Visitors numbers to island rise by 20%

Oban township on Stewart Island has experienced a bumper summer season. PHOTO: GETTY IMAGES
Oban township on Stewart Island has experienced a bumper summer season. PHOTO: GETTY IMAGES
Stewart Island is continuing to lay out the welcome mat — but this time it is foreign shoes which appear to be landing on it.

The island has just experienced a bumper summer season.

An increase of 6874 visitors was recorded for the February 2023-January 2024 period over the previous period — a 20% rise.

When borders were shut because of Covid, island tourist operators were fearful no-one would visit.

But many New Zealanders, especially from the North Island, headed south to Stewart Island for a holiday and the island enjoyed some busy times.
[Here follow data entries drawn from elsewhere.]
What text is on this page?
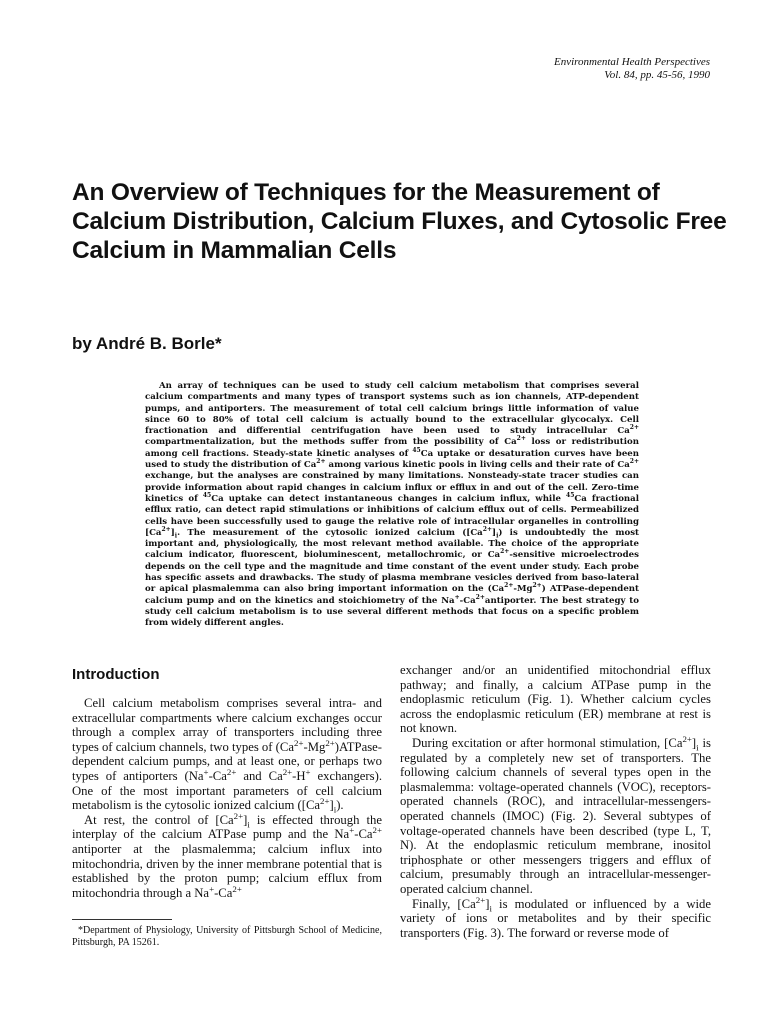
Environmental Health Perspectives
Vol. 84, pp. 45-56, 1990
An Overview of Techniques for the Measurement of Calcium Distribution, Calcium Fluxes, and Cytosolic Free Calcium in Mammalian Cells
by André B. Borle*

An array of techniques can be used to study cell calcium metabolism that comprises several calcium compartments and many types of transport systems such as ion channels, ATP-dependent pumps, and antiporters. The measurement of total cell calcium brings little information of value since 60 to 80% of total cell calcium is actually bound to the extracellular glycocalyx. Cell fractionation and differential centrifugation have been used to study intracellular $Ca^{2+}$ compartmentalization, but the methods suffer from the possibility of $Ca^{2+}$ loss or redistribution among cell fractions. Steady-state kinetic analyses of $^{45}$Ca uptake or desaturation curves have been used to study the distribution of $Ca^{2+}$ among various kinetic pools in living cells and their rate of $Ca^{2+}$ exchange, but the analyses are constrained by many limitations. Nonsteady-state tracer studies can provide information about rapid changes in calcium influx or efflux in and out of the cell. Zero-time kinetics of $^{45}$Ca uptake can detect instantaneous changes in calcium influx, while $^{45}$Ca fractional efflux ratio, can detect rapid stimulations or inhibitions of calcium efflux out of cells. Permeabilized cells have been successfully used to gauge the relative role of intracellular organelles in controlling $[Ca^{2+}]_i$. The measurement of the cytosolic ionized calcium $([Ca^{2+}]_i)$ is undoubtedly the most important and, physiologically, the most relevant method available. The choice of the appropriate calcium indicator, fluorescent, bioluminescent, metallochromic, or $Ca^{2+}$-sensitive microelectrodes depends on the cell type and the magnitude and time constant of the event under study. Each probe has specific assets and drawbacks. The study of plasma membrane vesicles derived from baso-lateral or apical plasmalemma can also bring important information on the $(Ca^{2+}-Mg^{2+})$ ATPase-dependent calcium pump and on the kinetics and stoichiometry of the $Na^+-Ca^{2+}antiporter$. The best strategy to study cell calcium metabolism is to use several different methods that focus on a specific problem from widely different angles.

Introduction

Cell calcium metabolism comprises several intra- and extracellular compartments where calcium exchanges occur through a complex array of transporters including three types of calcium channels, two types of $(Ca^{2+}-Mg^{2+})ATPase$-dependent calcium pumps, and at least one, or perhaps two types of antiporters ($Na^+-Ca^{2+}$ and $Ca^{2+}-H^+$ exchangers). One of the most important parameters of cell calcium metabolism is the cytosolic ionized calcium $([Ca^{2+}]_i)$.

At rest, the control of $[Ca^{2+}]_i$ is effected through the interplay of the calcium ATPase pump and the $Na^+-Ca^{2+}$ antiporter at the plasmalemma; calcium influx into mitochondria, driven by the inner membrane potential that is established by the proton pump; calcium efflux from mitochondria through a $Na^+-Ca^{2+}$

exchanger and/or an unidentified mitochondrial efflux pathway; and finally, a calcium ATPase pump in the endoplasmic reticulum (Fig. 1). Whether calcium cycles across the endoplasmic reticulum (ER) membrane at rest is not known.

During excitation or after hormonal stimulation, $[Ca^{2+}]_i$ is regulated by a completely new set of transporters. The following calcium channels of several types open in the plasmalemma: voltage-operated channels (VOC), receptors-operated channels (ROC), and intracellular-messengers-operated channels (IMOC) (Fig. 2). Several subtypes of voltage-operated channels have been described (type L, T, N). At the endoplasmic reticulum membrane, inositol triphosphate or other messengers triggers and efflux of calcium, presumably through an intracellular-messenger-operated calcium channel.

Finally, $[Ca^{2+}]_i$ is modulated or influenced by a wide variety of ions or metabolites and by their specific transporters (Fig. 3). The forward or reverse mode of

*Department of Physiology, University of Pittsburgh School of Medicine, Pittsburgh, PA 15261.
Now, there appears to be fewer New Zealanders making the journey across Foveaux Strait but they have been replaced by those from further afield. The increase is also a boon for the island as the visitor levy was increased from $5 to $10 last October.

That has led to a rise in levy income of more than $100,000 or a 68% increase from the previous period.
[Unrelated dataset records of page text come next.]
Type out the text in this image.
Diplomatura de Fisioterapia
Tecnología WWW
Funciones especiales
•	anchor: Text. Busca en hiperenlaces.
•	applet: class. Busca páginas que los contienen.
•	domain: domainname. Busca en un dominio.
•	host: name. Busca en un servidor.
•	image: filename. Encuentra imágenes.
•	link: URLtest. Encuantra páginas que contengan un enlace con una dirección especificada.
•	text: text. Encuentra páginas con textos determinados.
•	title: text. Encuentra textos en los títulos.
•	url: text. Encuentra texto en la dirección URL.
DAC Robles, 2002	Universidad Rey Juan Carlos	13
Southland District councillor Jon Spraggon, who represents the Stewart Island ward, said the influx of visitors had boosted income for the island’s hospitality industry.

"The island has certainly been busy and it has really bounced back. It’s been very hard to get accommodation even through to early May this year."

Mr Spraggon said the additional income from the visitor levy was welcome as it allowed the community to establish better infrastructure on the island which he was looking forward to seeing completed.

Establishing a safer walking track from Halfmoon Bay to Golden Bay was high on the list of priorities.

"The Golden Bay wharf is definitely high on the list ... They’re just finalising costs and things for them at the moment."

Accommodation remained heavily booked.

"It’s been a really good season, but people are just starting to get a little tired."

He believed the return of cruise ships to the island boosted the visitor numbers, however it was only disembarking passengers who paid a levy.

Those passengers also contributed to other aspects of the island’s tourist economy.

"There’s still a shortage on the island of places for meals.

"You’ve only got to look at the peak times and the numbers going into the hotel for a meal — that’s phenomenal."

South Seas Hotel owner Helen Cave said it had been a good season but declined to comment further.

Bay Motel manager Vicki Robertson had only been managing the hotel for four months but confirmed the motel had been steadily booked to capacity for this season.

Since her arrival she had frequently hosted visitors from North America, Germany and the Netherlands.

She did expect bookings to slow during the winter months.

The Old Butcher Shop Cafe and Jensen Bay House co-owner Ulrike Herzhoff said she had opened her cafe during the notably busy season last year.

More tourists had come to her cafe but it may have been due to a mixture of higher tourist numbers or because the cafe had grown and improved what it was doing, she said.

"But there was definitely more people around and we also noticed that in our accommodation."

Mrs Herzhoff has owned Jensen Bay House for the past 10 years.

"We were solidly booked until the end of March. It was certainly busy and a wee bit tiring because there’s obviously a lot happening."

She had noticed a decrease in New Zealand and Australian travellers.

"It’s been mainly Europeans, especially Germans, Swiss and North American."

She expected Ulva Island’s closure due to rodent infestation would have a significant impact on visitor numbers.

It was vital to keep Ulva Island open, she said.